Он слушал разговоры коллег и мучился от духоты, исходящей от них. То, что они обсуждали, было ему неинтересно. Тим давно понял, что ему нечего делать с ними в компании. Почти всё время он молчал. За исключением приливов особенно хорошего настроения, когда он мог вставить свои пять копеек. Но и то происходило лишь тогда, когда он уже был частью разговора.
Вклиниться посреди диалога было не про него. Он всегда ждал приглашения присоединиться к обсуждению. Иначе его присутствие там было не нужно.
Собирая сумку, он снова понимал, как бесполезна его работа. Как бесполезно всё, что делала компания.
Конечно, если смотреть на ситуацию через призму того, что Земля — лишь маленькая точка в огромном космосе, то ничего не имело значения. Потому время от времени он задумывался о том, что цель их работы — винтик в системе. Но на это требовалось так много сил. Просто для того, чтобы оправдать в своих глазах то, в чём он не видел смысла для самого себя.
Он бросил коллегам «до завтра» и быстро убежал. Шагая по коридору, он писал Алине. Она уже ждала его снаружи. Толкнув дверь, Тим облегчённо выдохнул. Этот день закончился. Этот тяжёлый вздох был его ежедневным ритуалом. Вместе с ним он будто бы отпускал все переживания и мысли о работе.
Опыт переработок, мыслей о задачах после возвращения домой у него был. И, имея его, он твёрдо решил, что после шести часов вечера его, как работника офиса, не существует до девяти часов утра следующего дня. Даже если он приезжал в офис за полчаса до начала рабочего дня, его не существовало это время.
Парковка опустела. Многие начинали разъезжаться по домам уже без пяти минут. Вокруг было тихо. Приятная тишина после целого дня постоянных криков и сигналов машин. Эта тишина, как ничто другое, подчёркивала конец смены.

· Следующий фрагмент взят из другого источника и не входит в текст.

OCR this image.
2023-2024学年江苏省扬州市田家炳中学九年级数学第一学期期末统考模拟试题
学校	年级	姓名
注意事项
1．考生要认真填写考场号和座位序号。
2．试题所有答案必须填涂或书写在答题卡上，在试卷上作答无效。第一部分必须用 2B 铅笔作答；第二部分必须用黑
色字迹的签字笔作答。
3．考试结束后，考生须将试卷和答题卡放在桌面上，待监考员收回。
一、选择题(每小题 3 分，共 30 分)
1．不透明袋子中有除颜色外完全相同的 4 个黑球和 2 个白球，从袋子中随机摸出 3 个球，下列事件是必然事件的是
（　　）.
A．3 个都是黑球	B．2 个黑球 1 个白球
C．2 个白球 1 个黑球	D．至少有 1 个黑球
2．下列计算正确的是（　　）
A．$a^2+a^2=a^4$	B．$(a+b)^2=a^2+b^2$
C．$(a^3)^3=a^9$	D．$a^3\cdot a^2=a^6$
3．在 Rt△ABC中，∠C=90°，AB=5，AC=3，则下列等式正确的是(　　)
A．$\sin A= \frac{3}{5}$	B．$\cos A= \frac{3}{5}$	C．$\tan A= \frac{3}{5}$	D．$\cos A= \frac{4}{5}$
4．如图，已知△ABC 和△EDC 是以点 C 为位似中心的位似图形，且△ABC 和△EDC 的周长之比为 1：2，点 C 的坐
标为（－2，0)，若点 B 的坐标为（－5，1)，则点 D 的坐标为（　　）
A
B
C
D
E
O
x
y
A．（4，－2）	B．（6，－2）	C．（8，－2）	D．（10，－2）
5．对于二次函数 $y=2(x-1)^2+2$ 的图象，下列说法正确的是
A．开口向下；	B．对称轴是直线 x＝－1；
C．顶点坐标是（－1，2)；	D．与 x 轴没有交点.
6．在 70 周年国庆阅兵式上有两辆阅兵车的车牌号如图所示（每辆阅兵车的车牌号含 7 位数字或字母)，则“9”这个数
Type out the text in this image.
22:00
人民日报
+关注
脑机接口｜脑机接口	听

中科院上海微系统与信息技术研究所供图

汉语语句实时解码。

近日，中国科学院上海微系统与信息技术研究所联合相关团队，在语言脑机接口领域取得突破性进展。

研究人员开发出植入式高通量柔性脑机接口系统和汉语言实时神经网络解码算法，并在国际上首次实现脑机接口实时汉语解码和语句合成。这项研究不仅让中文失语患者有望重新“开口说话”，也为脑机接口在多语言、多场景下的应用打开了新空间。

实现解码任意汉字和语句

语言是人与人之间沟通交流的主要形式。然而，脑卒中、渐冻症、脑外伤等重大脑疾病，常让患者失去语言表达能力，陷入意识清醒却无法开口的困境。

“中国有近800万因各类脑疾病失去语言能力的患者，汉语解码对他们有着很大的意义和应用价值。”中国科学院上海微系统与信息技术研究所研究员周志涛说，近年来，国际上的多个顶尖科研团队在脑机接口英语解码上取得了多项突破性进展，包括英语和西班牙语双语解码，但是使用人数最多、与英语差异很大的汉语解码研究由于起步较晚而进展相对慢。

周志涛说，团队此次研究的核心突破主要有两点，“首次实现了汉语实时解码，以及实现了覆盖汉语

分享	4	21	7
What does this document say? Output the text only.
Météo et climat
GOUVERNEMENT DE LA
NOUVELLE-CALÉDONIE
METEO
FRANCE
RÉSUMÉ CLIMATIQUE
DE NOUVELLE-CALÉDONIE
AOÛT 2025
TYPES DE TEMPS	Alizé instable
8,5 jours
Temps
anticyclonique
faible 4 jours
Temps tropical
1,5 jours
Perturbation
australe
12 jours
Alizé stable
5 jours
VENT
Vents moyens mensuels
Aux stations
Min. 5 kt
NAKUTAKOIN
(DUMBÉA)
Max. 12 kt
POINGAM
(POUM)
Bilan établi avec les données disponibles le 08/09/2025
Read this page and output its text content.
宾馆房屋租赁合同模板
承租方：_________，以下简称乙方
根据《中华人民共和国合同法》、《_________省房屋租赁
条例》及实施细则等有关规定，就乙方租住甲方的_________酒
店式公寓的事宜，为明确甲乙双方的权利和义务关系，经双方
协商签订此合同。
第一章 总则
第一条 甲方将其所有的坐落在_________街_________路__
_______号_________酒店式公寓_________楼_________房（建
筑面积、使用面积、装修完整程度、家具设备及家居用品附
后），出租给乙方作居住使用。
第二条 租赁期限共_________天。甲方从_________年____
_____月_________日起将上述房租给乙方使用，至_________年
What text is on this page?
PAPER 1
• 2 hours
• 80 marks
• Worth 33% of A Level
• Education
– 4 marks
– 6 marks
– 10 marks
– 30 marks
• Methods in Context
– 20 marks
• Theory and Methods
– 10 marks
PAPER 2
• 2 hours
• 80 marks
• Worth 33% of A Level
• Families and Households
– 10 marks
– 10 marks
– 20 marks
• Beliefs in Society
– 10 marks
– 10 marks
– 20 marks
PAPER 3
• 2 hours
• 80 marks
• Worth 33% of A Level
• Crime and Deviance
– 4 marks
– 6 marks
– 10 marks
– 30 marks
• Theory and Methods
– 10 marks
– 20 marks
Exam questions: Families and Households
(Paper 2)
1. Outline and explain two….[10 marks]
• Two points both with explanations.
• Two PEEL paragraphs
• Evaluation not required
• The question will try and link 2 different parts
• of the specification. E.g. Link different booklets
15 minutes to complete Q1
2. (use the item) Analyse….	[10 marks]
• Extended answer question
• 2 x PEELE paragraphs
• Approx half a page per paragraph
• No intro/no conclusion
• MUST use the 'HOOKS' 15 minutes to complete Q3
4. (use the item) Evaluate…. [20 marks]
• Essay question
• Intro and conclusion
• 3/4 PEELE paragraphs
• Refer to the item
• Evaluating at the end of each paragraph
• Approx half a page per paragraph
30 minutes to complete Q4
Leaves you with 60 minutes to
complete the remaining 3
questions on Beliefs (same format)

Он дошёл до открытой курилки, сливающейся цветом со всем остальным на территории компании. В шесть вечера там уже никто не находился. Все, кто курил, довольно смаковали сигарету либо в машине, стоя в пробке, либо на остановке, ожидая автобус.
Алина подняла на него глаза тогда, когда он только вошёл.
— Привет, — произнёс он.
— Привет, — ответила она.
— Идём?
— Идём.
Они покинули территорию, и Тим уже вздохнул с облегчением. Молча перешли дорогу. Он не знал, стоит ли спросить о том, что случилось, или начать непринуждённый разговор, которые он не умел вести и не видел в них смысла. Пустая болтовня никогда ему не нравилась, и видеть, как начальство на посиделках отдела делает это, было для него чем-то неловким.
— Извини, что так внезапно, — произнесла Алина. — У тебя, наверное, были планы. Всё-таки сегодня только среда.
— Я же говорил, что у меня никогда нет планов, — напомнил он. — Максимум — приготовить обед на завтра. Но это не важно. Есть вариант купить готовое, сходить в столовую или просто сварить себе макароны с утра. Мне важнее... провести время с тобой, — Тим помедлил. — Что случилось?
Она тяжело и протяжно вздохнула. На лице было написано, что дело — дрянь.
— Отец пьёт, мать на него ругается, — пожала она плечами. — Стандартный сценарий. Вот они опять поругались. Не могу это слушать. Тем более слышать, как они ругаться будут.
Тим поморщился.
— Понимаю, — кивнул он, не боясь, что это прозвучит неискренне.
Говорят, что нельзя говорить «понимаю», когда просто сочувствуешь человеку. Но Тим именно понимал. Он и сам всю жизнь в такой атмосфере. Только начинались такие сцены, как правило, уже вечером. Уходить из дома — себе дороже. Да и некуда было идти.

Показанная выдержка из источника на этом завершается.